Ab Sanderse (88), asbestslachtoffer met asbestose

‘Als hobby heb ik vroeger veel aan duiken gedaan en dan was het normaal om periodiek je longen te laten controleren. Er werd me altijd verteld dat die goed waren, mijn asbestose is een paar jaar geleden eigenlijk bij toeval ontdekt. Ik had al een tijdje wat minder lucht en je denkt dan ‘’het zal wel met mijn leeftijd te maken hebben”. Tot ik op een zeker moment verkouden was en het opeens zo benauwd had, dat ik met spoed naar het ziekenhuis moest. Ik kreeg in de ambulance een herseninfarct en lag daarna 11 dagen in coma. Ze hebben me toen onderzocht en ontdekt dat ik asbestlongen had.

In mijn leven ben ik op veel plekken in een omgeving met asbest geweest. Het spul zat overal. Dat begon al toen ik in 1949 op 17 jarige leeftijd als leerling-bakker in een bakkerij terecht kwam. Op de ovens lag asbest, waar bijvoorbeeld appeltjes op werden gedroogd. Ik had al snel alle diploma’s en wilde een eigen zaak beginnen. Maar dat is uiteindelijk helemaal niet doorgegaan, want ik kreeg bakkerseczeem. Een enorme tegenvaller, daar konden ze in die tijd nog niets tegen doen. Ik moest het dus in een andere richting gaan zoeken en zo ben ik in de metaal terecht gekomen. Ik heb daarna een aantal baantjes gehad als bankwerker en monteur, waarbij je ook altijd wel op een of andere manier met asbest in aanraking kwam.
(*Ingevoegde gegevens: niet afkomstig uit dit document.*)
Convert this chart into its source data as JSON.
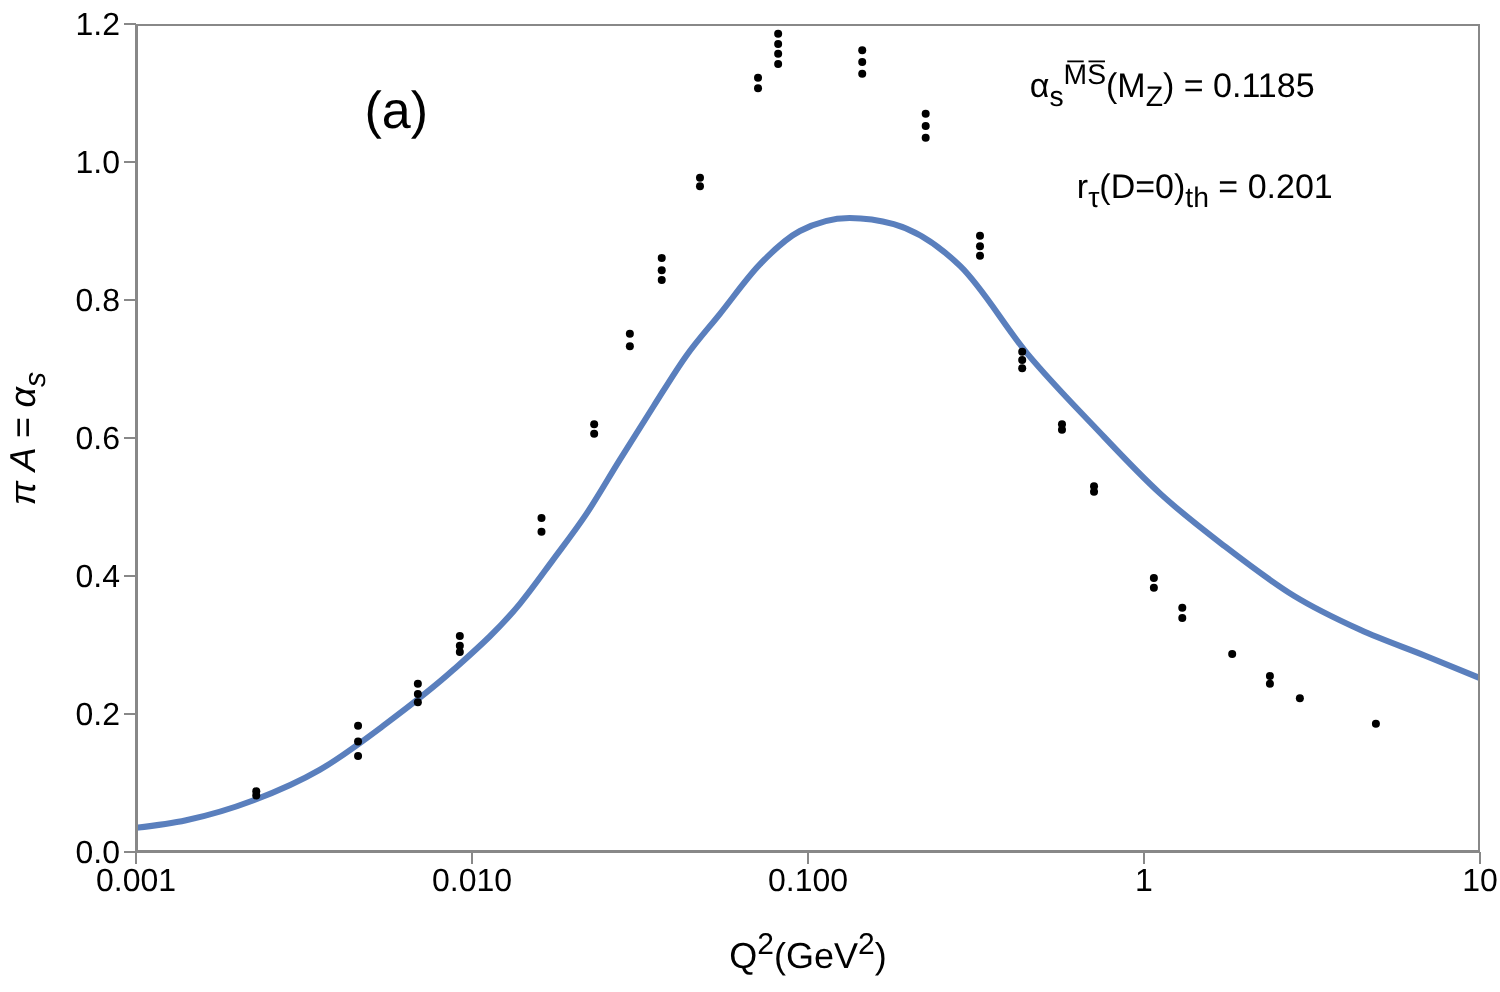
{
  "chart_data": {
    "type": "scatter",
    "xlabel": "Q$^{2}$(GeV$^{2}$)",
    "ylabel": "π A = α$_{s}$",
    "annotations": [
      "(a)",
      "α$_{s}$$^{M̅S̅}$(M$_{Z}$) = 0.1185",
      "r$_{τ}$(D=0)$_{th}$ = 0.201"
    ],
    "log": "x",
    "xlim": [
      0.001,
      10
    ],
    "xticks": [
      0.001,
      {
        "value": 0.01,
        "label": "0.010"
      },
      {
        "value": 0.1,
        "label": "0.100"
      },
      1,
      10
    ],
    "ylim": [
      0,
      1.2
    ],
    "yticks": [
      {
        "value": 0,
        "label": "0.0"
      },
      0.2,
      0.4,
      0.6,
      0.8,
      {
        "value": 1,
        "label": "1.0"
      },
      1.2
    ],
    "series": [
      {
        "marker": "circle",
        "color": "#000000",
        "x": [
          0.00228,
          0.00228,
          0.00458,
          0.00458,
          0.00458,
          0.0069,
          0.0069,
          0.0069,
          0.0092,
          0.0092,
          0.0092,
          0.0161,
          0.0161,
          0.0231,
          0.0231,
          0.0295,
          0.0295,
          0.0367,
          0.0367,
          0.0367,
          0.0477,
          0.0477,
          0.071,
          0.071,
          0.0815,
          0.0815,
          0.0815,
          0.0815,
          0.145,
          0.145,
          0.145,
          0.224,
          0.224,
          0.224,
          0.325,
          0.325,
          0.325,
          0.434,
          0.434,
          0.434,
          0.57,
          0.57,
          0.71,
          0.71,
          1.07,
          1.07,
          1.3,
          1.3,
          1.83,
          2.37,
          2.37,
          2.91,
          4.9
        ],
        "values": [
          0.082,
          0.088,
          0.183,
          0.16,
          0.139,
          0.244,
          0.229,
          0.217,
          0.313,
          0.299,
          0.29,
          0.484,
          0.464,
          0.62,
          0.606,
          0.751,
          0.733,
          0.861,
          0.843,
          0.829,
          0.977,
          0.965,
          1.122,
          1.107,
          1.186,
          1.171,
          1.157,
          1.142,
          1.162,
          1.145,
          1.128,
          1.07,
          1.052,
          1.035,
          0.893,
          0.878,
          0.864,
          0.725,
          0.713,
          0.701,
          0.62,
          0.612,
          0.53,
          0.522,
          0.397,
          0.383,
          0.354,
          0.339,
          0.287,
          0.255,
          0.244,
          0.223,
          0.186
        ]
      },
      {
        "type": "line",
        "marker": "none",
        "color": "#5a7fbd",
        "x": [
          0.001,
          0.00141,
          0.00224,
          0.00352,
          0.00555,
          0.0088,
          0.0139,
          0.0174,
          0.0219,
          0.0275,
          0.0347,
          0.0434,
          0.0547,
          0.072,
          0.0946,
          0.133,
          0.18,
          0.284,
          0.45,
          0.71,
          1.12,
          1.74,
          2.8,
          4.4,
          6.9,
          10
        ],
        "values": [
          0.035,
          0.046,
          0.075,
          0.119,
          0.186,
          0.264,
          0.36,
          0.423,
          0.49,
          0.568,
          0.646,
          0.719,
          0.78,
          0.852,
          0.9,
          0.919,
          0.91,
          0.849,
          0.722,
          0.617,
          0.519,
          0.443,
          0.371,
          0.322,
          0.284,
          0.252
        ]
      }
    ]
  }
}
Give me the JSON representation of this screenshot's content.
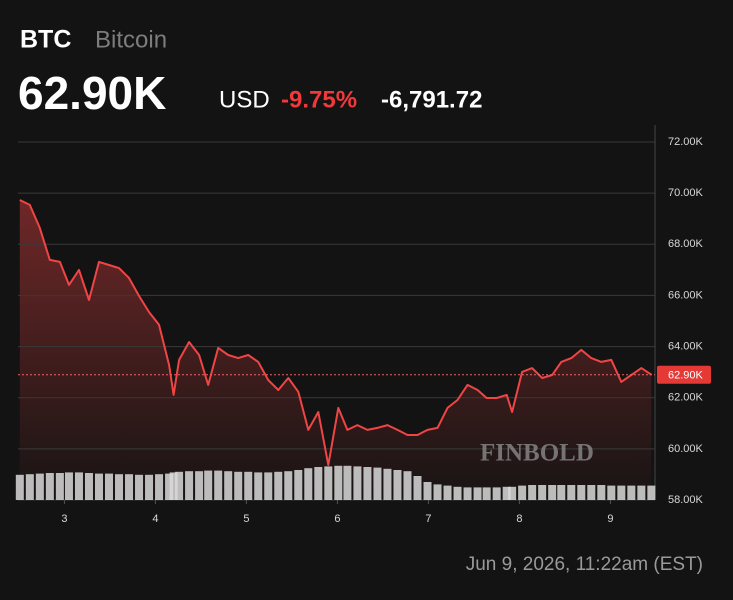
{
  "header": {
    "symbol": "BTC",
    "name": "Bitcoin",
    "price": "62.90K",
    "currency": "USD",
    "change_pct": "-9.75%",
    "change": "-6,791.72",
    "timestamp": "Jun 9, 2026, 11:22am (EST)",
    "watermark": "FINBOLD"
  },
  "chart_data": {
    "type": "line",
    "x": [
      2.51,
      2.62,
      2.73,
      2.84,
      2.95,
      3.05,
      3.16,
      3.27,
      3.38,
      3.49,
      3.6,
      3.71,
      3.82,
      3.93,
      4.04,
      4.15,
      4.2,
      4.26,
      4.37,
      4.48,
      4.58,
      4.69,
      4.8,
      4.91,
      5.02,
      5.13,
      5.24,
      5.35,
      5.46,
      5.57,
      5.68,
      5.79,
      5.9,
      6.01,
      6.11,
      6.22,
      6.33,
      6.44,
      6.55,
      6.66,
      6.77,
      6.88,
      6.99,
      7.1,
      7.21,
      7.32,
      7.43,
      7.54,
      7.64,
      7.75,
      7.86,
      7.92,
      8.03,
      8.14,
      8.25,
      8.36,
      8.46,
      8.57,
      8.68,
      8.79,
      8.9,
      9.01,
      9.12,
      9.23,
      9.34,
      9.45
    ],
    "series": [
      {
        "name": "BTC",
        "color": "#f04545",
        "values": [
          69730,
          69540,
          68640,
          67390,
          67310,
          66410,
          67000,
          65820,
          67310,
          67190,
          67070,
          66680,
          65980,
          65350,
          64850,
          63280,
          62110,
          63480,
          64180,
          63670,
          62500,
          63950,
          63670,
          63550,
          63670,
          63400,
          62690,
          62300,
          62770,
          62230,
          60740,
          61440,
          59370,
          61600,
          60740,
          60930,
          60740,
          60820,
          60930,
          60740,
          60540,
          60540,
          60740,
          60820,
          61600,
          61910,
          62500,
          62300,
          61990,
          61990,
          62110,
          61440,
          63010,
          63160,
          62770,
          62890,
          63400,
          63550,
          63870,
          63550,
          63400,
          63480,
          62620,
          62890,
          63160,
          62900
        ]
      },
      {
        "name": "Volume",
        "color": "#d9d9d9",
        "axis": "y2",
        "values": [
          42,
          43,
          44,
          45,
          45,
          46,
          46,
          45,
          44,
          44,
          43,
          43,
          42,
          42,
          43,
          44,
          46,
          47,
          48,
          48,
          49,
          49,
          48,
          47,
          47,
          46,
          46,
          47,
          48,
          50,
          53,
          55,
          56,
          57,
          57,
          56,
          55,
          54,
          52,
          50,
          48,
          40,
          30,
          26,
          24,
          22,
          21,
          21,
          21,
          21,
          22,
          22,
          24,
          25,
          25,
          25,
          25,
          25,
          25,
          25,
          25,
          24,
          24,
          24,
          24,
          24
        ]
      }
    ],
    "xlim": [
      2.49,
      9.49
    ],
    "xticks": [
      3,
      4,
      5,
      6,
      7,
      8,
      9
    ],
    "ylim": [
      58000,
      72000
    ],
    "yticks": [
      {
        "value": 58000,
        "label": "58.00K"
      },
      {
        "value": 60000,
        "label": "60.00K"
      },
      {
        "value": 62000,
        "label": "62.00K"
      },
      {
        "value": 64000,
        "label": "64.00K"
      },
      {
        "value": 66000,
        "label": "66.00K"
      },
      {
        "value": 68000,
        "label": "68.00K"
      },
      {
        "value": 70000,
        "label": "70.00K"
      },
      {
        "value": 72000,
        "label": "72.00K"
      }
    ],
    "y2lim": [
      0,
      100
    ],
    "price_marker": {
      "value": 62900,
      "label": "62.90K"
    },
    "grid": true
  }
}
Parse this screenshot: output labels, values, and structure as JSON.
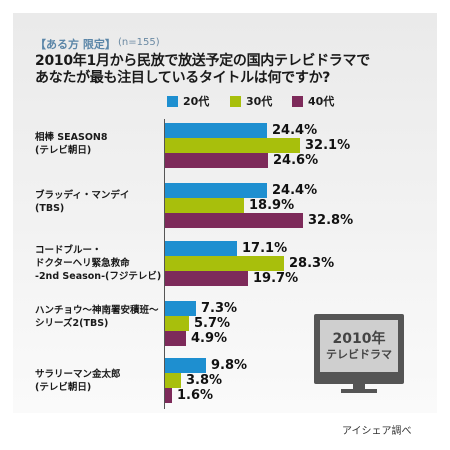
{
  "header": {
    "tag": "【ある方 限定】",
    "sample": "(n=155)",
    "title_lines": [
      "2010年1月から民放で放送予定の国内テレビドラマで",
      "あなたが最も注目しているタイトルは何ですか?"
    ]
  },
  "legend": [
    {
      "label": "20代",
      "color": "#1e8fd0"
    },
    {
      "label": "30代",
      "color": "#a8bf0c"
    },
    {
      "label": "40代",
      "color": "#7d2a5a"
    }
  ],
  "tv": {
    "line1": "2010年",
    "line2": "テレビドラマ"
  },
  "source": "アイシェア調べ",
  "chart_data": {
    "type": "bar",
    "orientation": "horizontal",
    "categories": [
      [
        "相棒 SEASON8",
        "(テレビ朝日)"
      ],
      [
        "ブラッディ・マンデイ",
        "(TBS)"
      ],
      [
        "コードブルー・",
        "ドクターヘリ緊急救命",
        "-2nd Season-(フジテレビ)"
      ],
      [
        "ハンチョウ〜神南署安積班〜",
        "シリーズ2(TBS)"
      ],
      [
        "サラリーマン金太郎",
        "(テレビ朝日)"
      ]
    ],
    "series": [
      {
        "name": "20代",
        "values": [
          24.4,
          24.4,
          17.1,
          7.3,
          9.8
        ],
        "labels": [
          "24.4%",
          "24.4%",
          "17.1%",
          "7.3%",
          "9.8%"
        ]
      },
      {
        "name": "30代",
        "values": [
          32.1,
          18.9,
          28.3,
          5.7,
          3.8
        ],
        "labels": [
          "32.1%",
          "18.9%",
          "28.3%",
          "5.7%",
          "3.8%"
        ]
      },
      {
        "name": "40代",
        "values": [
          24.6,
          32.8,
          19.7,
          4.9,
          1.6
        ],
        "labels": [
          "24.6%",
          "32.8%",
          "19.7%",
          "4.9%",
          "1.6%"
        ]
      }
    ],
    "unit": "%",
    "legend_position": "top",
    "grid": false
  }
}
Zo herinner ik mij een werkgever waar we lunchten op asbest kussens. Daar keek toen niemand raar van op en ze zaten ook nog eens lekker. Van scheepswerf de Schelde, waar ik ook een jaar in dienst was, herinner ik me dat we Klingerit pakkingen gebruikten. Die waren asbesthoudend, al wist je dat toen nog niet. In 1956 ben ik terecht gekomen bij het Gemeentelijk Energiebedrijf (GEB) Rotterdam. Daar heb ik tot aan mijn VUT bijna 36 jaar gewerkt. Eerst een paar jaar als monteur, en daarna als leidinggevende, waarbij ik vaak in werkplaatsen van de diverse centrales kwam. Daar werd veel asbesthoudende isolatie gebruikt en er hing altijd veel asbeststof in de lucht. Ventilatie en beschermingsmiddelen waren er niet.

Dat ik door bemiddeling van het IAS een schadevergoeding heb gekregen is mooi, verder verwijt ik mijn werkgever niets. Lange tijd was immers helemaal niet bekend dat asbest gevaarlijk was. Bovendien heeft het weinig zin om terug te kijken, het gaat mij meer om de positieve kant van de dingen. In mijn tuintje werken gaat nog best goed, ik moet alleen wat vaker even gaan zitten. En al heeft mijn vrouw Alzheimer, we kunnen nog steeds van het leven genieten.’